High school life was fine—I know how to carry on basic conversations around food and what we were eating for dinner, time and days of the week I needed to be picked up, simple things like my emotions and the weather and things I did at school. But adult life? I’m not able to share the nuances of my job and what I do for 40 hours a week. I don’t have any language at all to talk about politics. Some of the words I use to explain my faith and my experiences trying to participate in church life and follow God sound hopelessly naive or hollow. Even talking about an upcoming wedding is painful when I don’t know the words to basic relational terms. Conversations are derailed by abrupt tangents to ask, “how do you say this in Chinese again?” Emotions are heightened as frustration builds, a frustration not even about the topic at hand or of differing opinions, but from simply not being understood.
It takes a lot of energy to respond to someone who is completely misinterpreting what you’re saying. Continuing the conversation is like photocopying an image over and over again—the image only gets blurrier as time goes on until you lose all resolution of what you’re actually trying to communicate.
It’s sad to me. I have the intention to connect and share with my parents, but the extra friction of not having the right words, frustrations arising out of miscommunications, makes it a lot harder to find those conversations where we are both on the same wavelength. It’s not even just the language barrier, too. There are so many other dimensions in which meaning gets lost: generational differences, pop culture references, manner of speaking and living, different outlooks and life stages.
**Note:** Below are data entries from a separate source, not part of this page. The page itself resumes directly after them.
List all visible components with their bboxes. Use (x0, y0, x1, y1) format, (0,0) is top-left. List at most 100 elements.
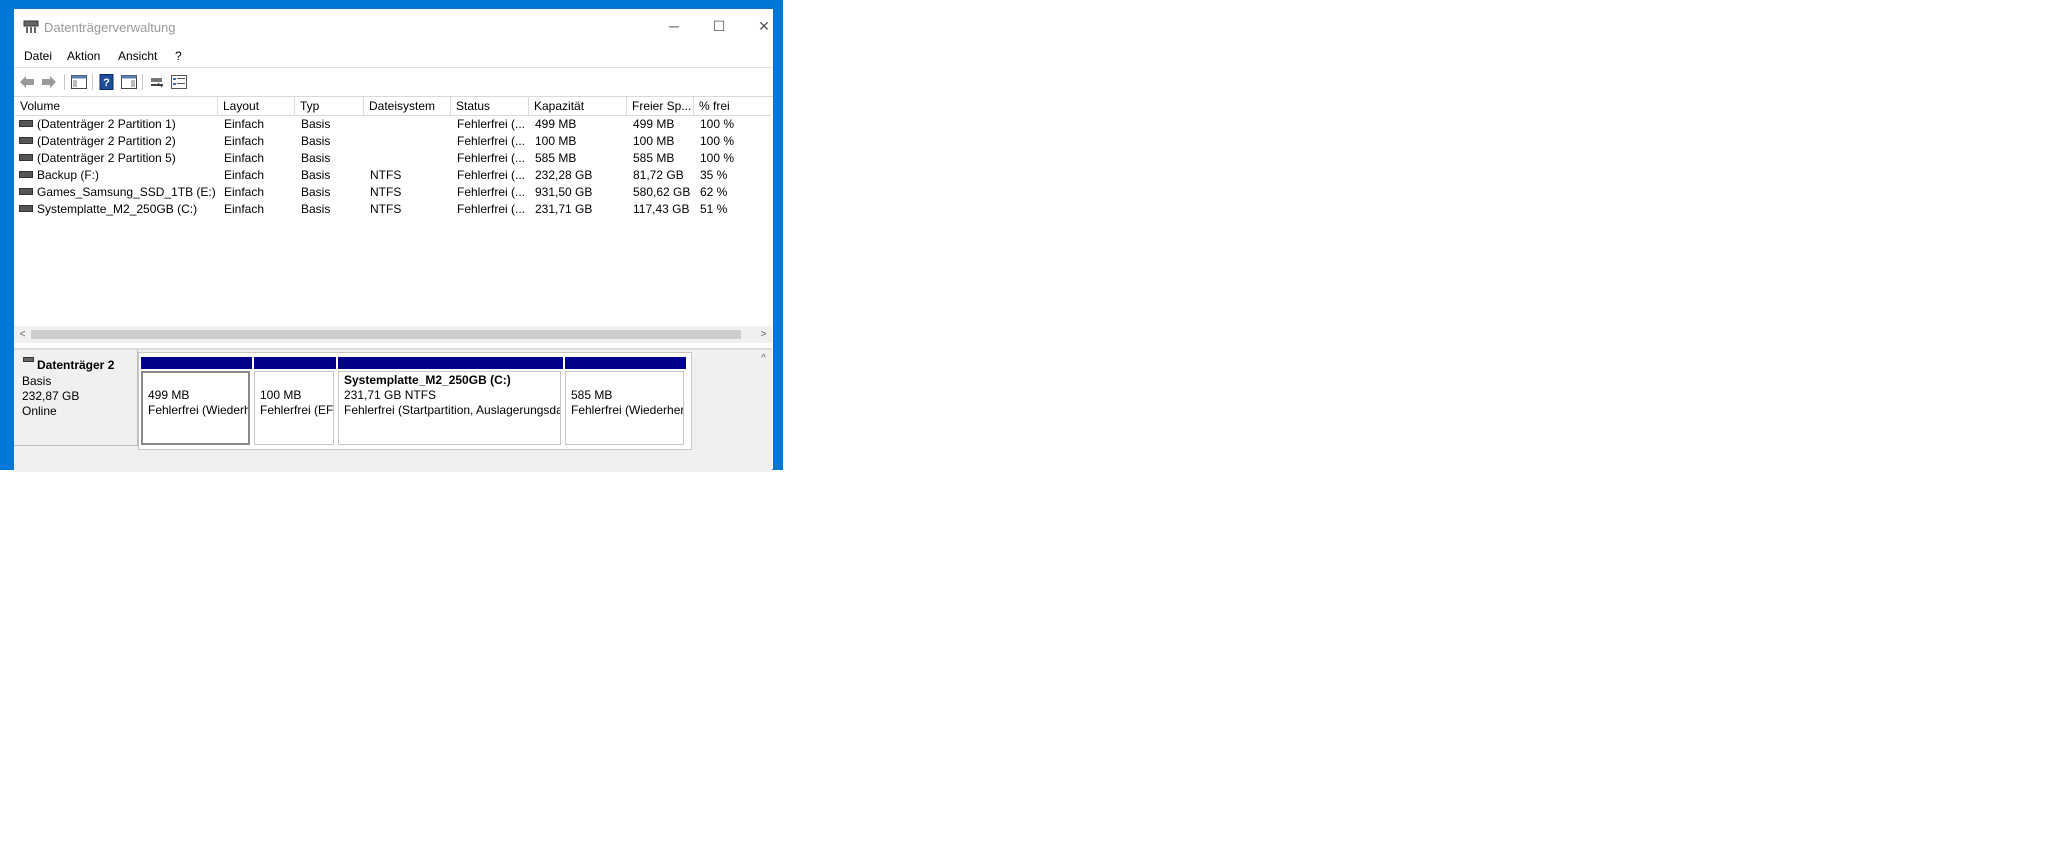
disk-size: 232,87 GB (22, 389, 80, 403)
menu-ansicht[interactable]: Ansicht (118, 49, 157, 63)
kapazitaet-cell: 231,71 GB (535, 202, 593, 216)
maximize-button[interactable]: ☐ (696, 9, 742, 43)
column-header-freier-speicher[interactable]: Freier Sp... (627, 97, 694, 115)
dateisystem-cell (364, 150, 451, 167)
show-hide-action-pane-icon (121, 74, 137, 89)
partition-status: Fehlerfrei (Wiederherstellungspartition) (571, 403, 684, 417)
back-button[interactable] (18, 73, 36, 90)
connect-button[interactable] (148, 73, 166, 90)
back-icon (20, 75, 34, 88)
status-cell: Fehlerfrei (... (457, 185, 526, 199)
menu-help[interactable]: ? (175, 49, 182, 63)
volume-list-header: Volume Layout Typ Dateisystem Status Kap… (15, 97, 771, 116)
forward-icon (42, 75, 56, 88)
show-hide-action-pane-button[interactable] (120, 73, 138, 90)
partition-size: 585 MB (571, 388, 613, 402)
volume-row[interactable]: Backup (F:) Einfach Basis NTFS Fehlerfre… (15, 167, 771, 184)
status-cell: Fehlerfrei (... (457, 168, 526, 182)
column-header-dateisystem[interactable]: Dateisystem (364, 97, 451, 115)
svg-text:?: ? (103, 77, 110, 89)
scroll-up-arrow-icon[interactable]: ^ (755, 350, 772, 367)
disk-label-panel[interactable]: Datenträger 2 Basis 232,87 GB Online (14, 350, 138, 446)
layout-cell: Einfach (224, 168, 265, 182)
volume-icon (19, 171, 33, 179)
window-title: Datenträgerverwaltung (44, 20, 176, 35)
volume-cell: Games_Samsung_SSD_1TB (E:) (15, 184, 218, 201)
volume-icon (19, 205, 33, 213)
title-bar[interactable]: Datenträgerverwaltung ─ ☐ ✕ (14, 9, 773, 45)
column-header-layout[interactable]: Layout (218, 97, 295, 115)
menu-bar: Datei Aktion Ansicht ? (14, 45, 773, 67)
properties-icon (171, 74, 187, 89)
typ-cell: Basis (301, 117, 331, 131)
volume-name: (Datenträger 2 Partition 2) (37, 134, 176, 148)
layout-cell: Einfach (224, 185, 265, 199)
column-header-status[interactable]: Status (451, 97, 529, 115)
partition-size: 100 MB (260, 388, 302, 402)
layout-cell: Einfach (224, 202, 265, 216)
partition-block[interactable]: Systemplatte_M2_250GB (C:) 231,71 GB NTF… (338, 357, 563, 447)
maximize-icon: ☐ (712, 17, 726, 34)
toolbar-separator (92, 74, 93, 90)
prozent-frei-cell: 35 % (700, 168, 728, 182)
volume-row[interactable]: Games_Samsung_SSD_1TB (E:) Einfach Basis… (15, 184, 771, 201)
volume-row[interactable]: (Datenträger 2 Partition 2) Einfach Basi… (15, 133, 771, 150)
volume-cell: (Datenträger 2 Partition 2) (15, 133, 218, 150)
prozent-frei-cell: 100 % (700, 117, 735, 131)
freier-speicher-cell: 81,72 GB (633, 168, 684, 182)
partition-block[interactable]: 499 MB Fehlerfrei (Wiederherstellungspar… (141, 357, 252, 447)
close-button[interactable]: ✕ (741, 9, 787, 43)
volume-cell: Backup (F:) (15, 167, 218, 184)
volume-row[interactable]: (Datenträger 2 Partition 1) Einfach Basi… (15, 116, 771, 133)
disk-management-window: Datenträgerverwaltung ─ ☐ ✕ Datei Aktion… (13, 8, 774, 472)
forward-button[interactable] (40, 73, 58, 90)
scroll-right-arrow-icon[interactable]: > (755, 326, 772, 343)
scrollbar-thumb[interactable] (31, 330, 741, 339)
partition-title: Systemplatte_M2_250GB (C:) (344, 373, 511, 387)
dateisystem-cell (364, 133, 451, 150)
minimize-icon: ─ (669, 18, 679, 34)
prozent-frei-cell: 51 % (700, 202, 728, 216)
freier-speicher-cell: 117,43 GB (633, 202, 690, 216)
disk-name: Datenträger 2 (37, 358, 115, 372)
column-header-kapazitaet[interactable]: Kapazität (529, 97, 627, 115)
column-header-typ[interactable]: Typ (295, 97, 364, 115)
partition-body: 100 MB Fehlerfrei (EFI-Systempartition) (254, 371, 334, 445)
typ-cell: Basis (301, 168, 331, 182)
partition-size: 231,71 GB NTFS (344, 388, 437, 402)
volume-row[interactable]: (Datenträger 2 Partition 5) Einfach Basi… (15, 150, 771, 167)
status-cell: Fehlerfrei (... (457, 151, 526, 165)
toolbar: ? (14, 67, 773, 97)
disk-type: Basis (22, 374, 52, 388)
vertical-scrollbar[interactable]: ^ (755, 350, 772, 470)
volume-name: (Datenträger 2 Partition 1) (37, 117, 176, 131)
volume-list[interactable]: Volume Layout Typ Dateisystem Status Kap… (14, 96, 772, 343)
menu-datei[interactable]: Datei (24, 49, 52, 63)
volume-name: Games_Samsung_SSD_1TB (E:) (37, 185, 216, 199)
help-button[interactable]: ? (98, 73, 116, 90)
horizontal-scrollbar[interactable]: < > (14, 326, 772, 343)
volume-name: Backup (F:) (37, 168, 100, 182)
dateisystem-cell: NTFS (370, 168, 402, 182)
menu-aktion[interactable]: Aktion (67, 49, 100, 63)
properties-button[interactable] (170, 73, 188, 90)
volume-icon (19, 188, 33, 196)
column-header-prozent-frei[interactable]: % frei (694, 97, 771, 115)
volume-cell: (Datenträger 2 Partition 1) (15, 116, 218, 133)
layout-cell: Einfach (224, 151, 265, 165)
partition-block[interactable]: 100 MB Fehlerfrei (EFI-Systempartition) (254, 357, 336, 447)
scroll-left-arrow-icon[interactable]: < (14, 326, 31, 343)
partition-color-bar (254, 357, 336, 369)
minimize-button[interactable]: ─ (651, 9, 697, 43)
prozent-frei-cell: 62 % (700, 185, 728, 199)
help-icon: ? (99, 73, 114, 90)
show-hide-console-tree-button[interactable] (70, 73, 88, 90)
volume-row[interactable]: Systemplatte_M2_250GB (C:) Einfach Basis… (15, 201, 771, 218)
status-cell: Fehlerfrei (... (457, 134, 526, 148)
freier-speicher-cell: 499 MB (633, 117, 675, 131)
freier-speicher-cell: 100 MB (633, 134, 675, 148)
typ-cell: Basis (301, 151, 331, 165)
prozent-frei-cell: 100 % (700, 151, 735, 165)
column-header-volume[interactable]: Volume (15, 97, 218, 115)
partition-block[interactable]: 585 MB Fehlerfrei (Wiederherstellungspar… (565, 357, 686, 447)
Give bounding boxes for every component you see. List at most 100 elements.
We are learning what it means to adjust our relationship from a strictly parent-child relationship to a more adult to adult one. We are learning what it means to love each other in our different respective love languages (practical needs vs. emotional support, for example, or empathy vs. advice). We are respecting each other’s needs and still trying to make each other a priority in a distancing relationship. The intent is there, but the gap in between us is not always easy to traverse.